If there's one thing I'm not, it would be a sports fan. Even in my high school days, any attempt to embrace EA's bouquet of perennial franchises was mostly just to fit in with all my sports nuts friends. Upon seeing the Smashball logo — the typical silhouette blocked in with red and blue that all major American leagues have adopted — my initial reaction was one of disinterest. It wasn't until stumbling across one of the mod's videos of a recorded playtest that my curiosity took hold. Little did I know that Smashball's Steamworks release would offer solid gameplay and network features that make for an excellent first impression.

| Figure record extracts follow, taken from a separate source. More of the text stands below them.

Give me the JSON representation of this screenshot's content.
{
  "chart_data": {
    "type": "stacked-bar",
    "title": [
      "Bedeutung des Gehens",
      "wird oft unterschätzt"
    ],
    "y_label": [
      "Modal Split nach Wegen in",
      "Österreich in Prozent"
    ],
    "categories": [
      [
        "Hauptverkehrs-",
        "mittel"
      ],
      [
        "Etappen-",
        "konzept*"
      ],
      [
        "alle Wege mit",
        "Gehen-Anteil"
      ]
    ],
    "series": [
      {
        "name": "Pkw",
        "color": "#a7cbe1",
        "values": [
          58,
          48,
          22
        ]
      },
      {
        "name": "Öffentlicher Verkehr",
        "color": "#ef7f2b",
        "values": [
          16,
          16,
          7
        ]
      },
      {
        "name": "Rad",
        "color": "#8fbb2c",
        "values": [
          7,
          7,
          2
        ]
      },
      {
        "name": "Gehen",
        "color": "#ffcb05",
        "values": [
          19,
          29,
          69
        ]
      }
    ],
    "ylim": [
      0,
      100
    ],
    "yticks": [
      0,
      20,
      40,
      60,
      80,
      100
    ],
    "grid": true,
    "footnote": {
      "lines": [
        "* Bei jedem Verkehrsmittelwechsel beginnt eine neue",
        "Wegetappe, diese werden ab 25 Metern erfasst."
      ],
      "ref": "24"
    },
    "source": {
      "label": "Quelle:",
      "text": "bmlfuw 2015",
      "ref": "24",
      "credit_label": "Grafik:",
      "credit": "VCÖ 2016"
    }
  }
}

Smashball is a futuristic lethal contact sport in which two teams battle it out with superhuman abilities, grappling hooks and devastating firepower. The action is fast-paced and constantly back and forth. Each team has positions for goalie, fullbacks, halfbacks and forwards. Every position is loaded with different starting weaponry and stats. Forwards benefit from superior agility with less armor weighing them down while goalies occupy the opposite end of that spectrum. Players can also choose perks to further augment their abilities and tailor to their personal playstyle.

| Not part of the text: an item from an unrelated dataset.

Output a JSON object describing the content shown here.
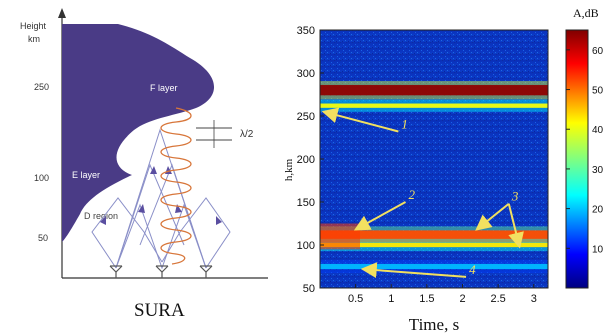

Aesthetically, Smashball's presentation subscribes to the kind of over-the-top spectacle of extreme sports that hearkens back to games like the Mutant League series and Smash TV. The UI is laid out in such a fashion that everything is shown as if you were watching the event on TV. The scoreboard and timer is always overlayed on top. Goals prompt statistical info about the the goalie and shooter involved. End of round matches provide game stats and list MVPs. I wouldn't be surprised if future additions opted in for smart-alec announcers to complete the feel. Player characters already have their own quips in game and the audience's collective cheers and sighs add a nice touch whenever you gain or lose possession of the ball.
The maps packaged with the Steamworks release are an improvement from previous versions. The level designers have stuck to the economical (yet slightly drab and metallic) track, keeping the background visual noise to a minimum so players can keep their head in the game. Removal of the majority of HL2 placeholder art in previous release really allows Smashball's personality to start shining through.

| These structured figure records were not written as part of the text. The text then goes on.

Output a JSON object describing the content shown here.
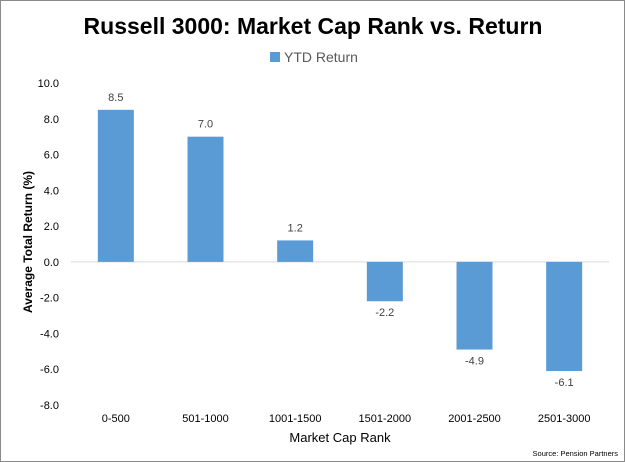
{
  "chart_data": {
    "type": "bar",
    "title": "Russell 3000: Market Cap Rank vs. Return",
    "xlabel": "Market Cap Rank",
    "ylabel": "Average Total Return (%)",
    "categories": [
      "0-500",
      "501-1000",
      "1001-1500",
      "1501-2000",
      "2001-2500",
      "2501-3000"
    ],
    "series": [
      {
        "name": "YTD Return",
        "values": [
          8.5,
          7.0,
          1.2,
          -2.2,
          -4.9,
          -6.1
        ],
        "data_labels": [
          "8.5",
          "7.0",
          "1.2",
          "-2.2",
          "-4.9",
          "-6.1"
        ],
        "color": "#5b9bd5"
      }
    ],
    "ylim": [
      -8,
      10
    ],
    "yticks": [
      -8,
      -6,
      -4,
      -2,
      0,
      2,
      4,
      6,
      8,
      10
    ],
    "ytick_labels": [
      "-8.0",
      "-6.0",
      "-4.0",
      "-2.0",
      "0.0",
      "2.0",
      "4.0",
      "6.0",
      "8.0",
      "10.0"
    ],
    "grid": false,
    "legend_position": "top",
    "source": "Source: Pension Partners"
  }
}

As far as gameplay, while still a little rough-hewn, it's a surprisingly well-developed marriage between combat and sport. The objective is simple, get the ball in the goal. The match never turns into just a regular deathmatch as most times running out of health just results in a temporary knockdown. Goalies never have to feel left out of the action either, as pressing a key allows players to spectate the ball while still in-game. The core concepts are simple, but there enough variation in the elements to make this mod a competitive and entertaining choice.
Skill mastery factors into appropriate use of the grappling hook and turbo. Experienced testers of the mod can traverse an arena end-to-end without touching the ground. This is probably the most troubling factor: "hooking" requires more twitch-based reflexes to find the perfect line through a map. Playing on some of the public servers available at the Steamworks launch revealed many players not even using their grappling hooks. As the gulf between experienced players and those new to the game widens, its hard to imagine Smashball being enjoyed in anything other than organized league play. While the mod does offer a in-depth tutorial, players not devoted to climbing the learning curve (and staying at the top) won't stick around.
And what would a future sport be without its own league, complete with persistent stats? Smashball has integrated into the mod the ability to track stats and form your own teams for tournament play. The best thing is it all hooks into your Steam account. After a quick sign up process you can track your own stats and earn experience in-game that can lead to additional weapon unlocks. It's elegant, easy-to-use and an ingenious solution to building a community around your mod. Those interested should head over to Smashball.tv after signing up in-game to create your account and experience everything it has to offer!
Developers behind Smashball have no doubt poured hours into the project and it shows. Their discipline in waiting to provide a nearly full-featured, stable release has rewarded them with a mod that stands in a world of its own. What matters now is how they develop their community, as the mod itself feels like its only half of the experience. Getting a full-fledged league into play with the ability to spectate matches sounds like a dream, but is no easy feat.